In such a scenario, no wonder, stand alone airlines will find it difficult to
stay afloat because they would not only have to offer added frills to the traveller
but also the advantage of global connectivity. As Talwar explains, "Member
airlines of any alliance group are preferred over stand alone carriers today
because travellers have many options to consolidate their miles. Most of the
frequent travelers are corporate clients whose cost of travel is borne by the
company and they use the miles accumulated for their personal trip."
However, Emirates, an airline that boasts good financial result and passenger
growth begs to differ that an alliance is the ultimate option. It feels that
its customer' interests and its own are best served by remaining independent.
"The airline sees no tangible benefit from trading in its freedom of action.
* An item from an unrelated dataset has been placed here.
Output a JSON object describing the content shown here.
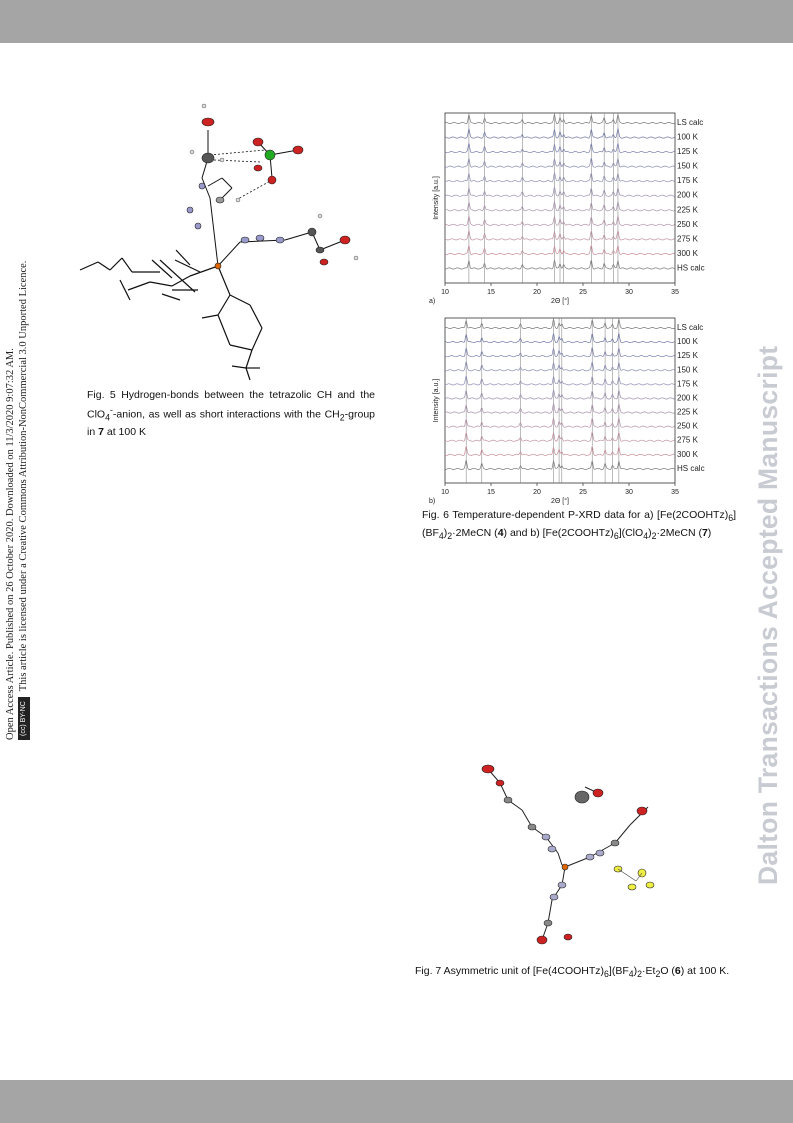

We prefer the flexibility to make codeshare and interline agreements where these
are mutually beneficial," said Abdulla Nasser Abdulla Hussain, vice-president
- India and Nepal, Emirates .
What one needs to understand is that survival of stand alone airlines is possible
if they operate in strong source markets, thus offering them an adequate business
opportunity and have a strategic geographical positioning supported by modern
on-ground facilities to afford them hubbing opportunities. Further, the coffer
should be full enough to continuously invest on modernisation, fleet acquisition
and building brand value. Industry captains feel that aviation is now far too
controlled and restricted by nationalities vis a vis business needs. Hence the
success of alliances will need a far more open and liberal business environment
where airlines will be allowed to freely source capital and be able to fly to
any destination, charge fares that consumers are willing to pay and offer services
that allow them to deliver against promises. Till such a situation emerges,
local players will always have adequate business opportunities.
Hence the most pertinent question arises as to what steps
need to be taken by Indian carriers to survive, given the fact that India is
an original market and not a transit base like Dubai and these are not really
cash rich? According to Gautam Chadha, MD, Tirun Marketing who has been part
of the aviation industry for long, "India's strength can only be derived
from a planned aviation infrastructure approach. It should combine the construction
of new facilities at Delhi and Mumbai which afford hubbing activities with the
immediate creation of one large airline by combining Air India with an existing
domestic carrier as well as forming a supporting tier that allows other Indian
carriers to fly anywhere with a transparent process of alocation of routes and
rights. A truly open global environment is unlikely to emerge in the near future.
So India must to use this time to create a very strong base, brand value and
operational expertise towards managing costs". Is anybody listening?